-->

Panduan Praktis untuk Pengelolaan Sumber Daya Alam Berbasis Ekosistem Pesisir

Kawasan perlindungan mangrove dapat dibangun di muara sungai berlumpur dan dirancang sebagai jalur hijau yang membentuk garis pantai dan sungai yang stabil. Lebar jalur hijau mangrove ditentukan berdasarkan sejumlah faktor seperti gelombang, pasang surut, geologi, angin, struktur pantai, penggunaan lahan pesisir, kepadatan pemukiman, dan faktor sosial ekonomi masyarakat setempat.
Foto: Penanaman Bakau di Pesisir Pantai|Source: Pinterest

Indonesia adalah negara kepulauan terbesar di dunia dengan 17.508 pulau, garis pantai seluas 81.000 km, dan wilayah laut seluas 5,8 juta km², yang mencakup 70% luas total negara. Wilayah pesisirnya memiliki karakteristik lingkungan yang unik, baik dari segi fisik, kimia, geologi, biologi, maupun ekologi. Wilayah pesisir ini telah menjadi pusat aktivitas manusia dan pembangunan.

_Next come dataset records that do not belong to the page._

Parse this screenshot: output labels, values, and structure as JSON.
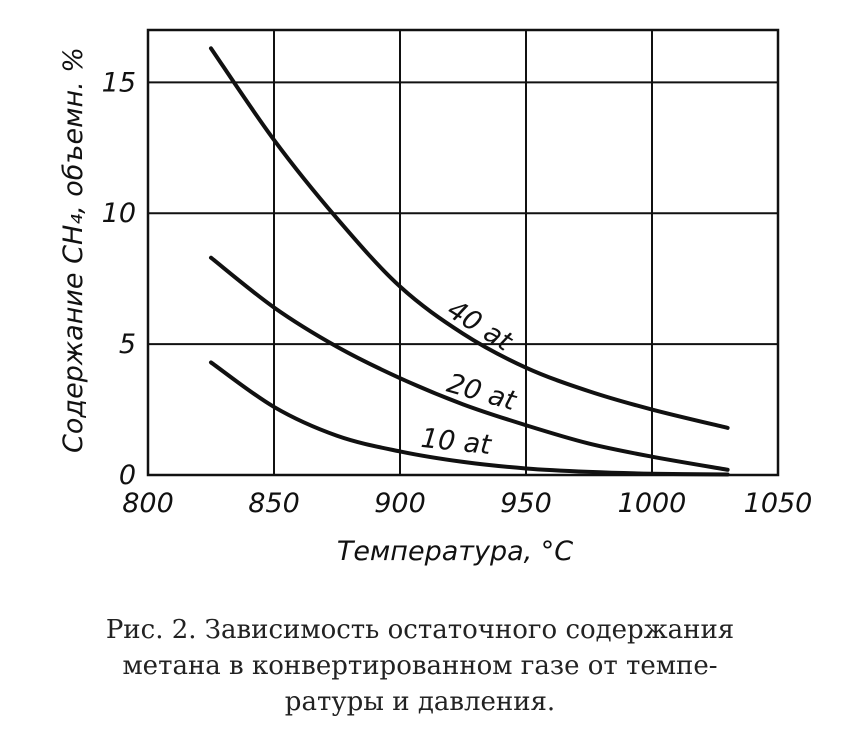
{
  "chart_data": {
    "type": "line",
    "xlabel": "Температура, °С",
    "ylabel": "Содержание CH₄, объемн. %",
    "xlim": [
      800,
      1050
    ],
    "ylim": [
      0,
      17
    ],
    "x_ticks": [
      "800",
      "850",
      "900",
      "950",
      "1000",
      "1050"
    ],
    "y_ticks": [
      "0",
      "5",
      "10",
      "15"
    ],
    "grid": true,
    "series": [
      {
        "name": "40 at",
        "x": [
          825,
          850,
          875,
          900,
          925,
          950,
          975,
          1000,
          1030
        ],
        "y": [
          16.3,
          12.8,
          9.8,
          7.2,
          5.4,
          4.1,
          3.2,
          2.5,
          1.8
        ]
      },
      {
        "name": "20 at",
        "x": [
          825,
          850,
          875,
          900,
          925,
          950,
          975,
          1000,
          1030
        ],
        "y": [
          8.3,
          6.4,
          4.9,
          3.7,
          2.7,
          1.9,
          1.2,
          0.7,
          0.2
        ]
      },
      {
        "name": "10 at",
        "x": [
          825,
          850,
          875,
          900,
          925,
          950,
          975,
          1000,
          1030
        ],
        "y": [
          4.3,
          2.6,
          1.5,
          0.9,
          0.5,
          0.25,
          0.12,
          0.05,
          0.02
        ]
      }
    ]
  },
  "caption": {
    "line1": "Рис. 2. Зависимость остаточного содержания",
    "line2": "метана в конвертированном газе от темпе-",
    "line3": "ратуры и давления."
  }
}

Mengenal Batasan Wilayah Pesisir

Wilayah pesisir dan laut Indonesia kaya akan sumber daya alam, termasuk yang dapat diperbaharui dan yang tidak. Kekayaan biologisnya telah mendukung kebutuhan makanan penduduk Indonesia. Sumber daya pesisir dan laut ini adalah fondasi utama pertumbuhan dan perkembangan berkelanjutan. Wilayah pesisir adalah daerah transisi antara daratan dan laut. Di wilayah pesisir, terdapat dua jenis batas: sejajar garis pantai dan tegak lurus terhadap garis pantai. Di sini, terjadi interaksi antara daratan, laut, dan atmosfer. 

Kondisi fisika oseanografi, seperti pasang surut, arus, suhu, salinitas, dan angin, berjalan intensif. Dinamika perairan di wilayah pesisir kompleks karena melibatkan sirkulasi air, sedimentasi, erosi, dan upwelling. Sistem laut terbuka dalam batasan tertentu mampu beradaptasi dengan cepat terhadap perubahan ekologi yang dinamis. 

Semua ini menciptakan kekayaan sumber daya dan kehidupan di wilayah pesisir yang mendukung kekayaan Indonesia. Wilayah pesisir dan pulau-pulau kecilnya sangat produktif secara biologis, sehingga menjadi sumber ekonomi yang potensial, terutama dalam sektor perikanan. Selain itu, sektor pertambangan dan energi juga memiliki potensi sebagai sumber pendapatan negara. 

Wilayah pesisir ini juga telah berkembang menjadi pusat pariwisata, perhubungan, dan pemukiman. Namun, karena berbagai kepentingan dalam pemanfaatan sumber daya pesisir, wilayah ini sering menjadi sumber konflik.

Permasalahan yang Terjadi di Ekosistem Pesisir

Wilayah pesisir di Indonesia telah menjadi pusat pertumbuhan kota dan pembangunan, termasuk beberapa yang disebut megacity (kota dengan populasi melebihi 10 juta). Pertumbuhan penduduk dan pembangunan yang tidak terkontrol telah mengancam lingkungan dan kehidupan sosial-ekonomi secara berkelanjutan. Banyak sumber daya pesisir yang rusak dan lingkungan tercemar. Selain itu, wilayah ini rentan terhadap ancaman seperti topan, gempa bumi, tsunami, kenaikan permukaan laut, banjir, dan rob. 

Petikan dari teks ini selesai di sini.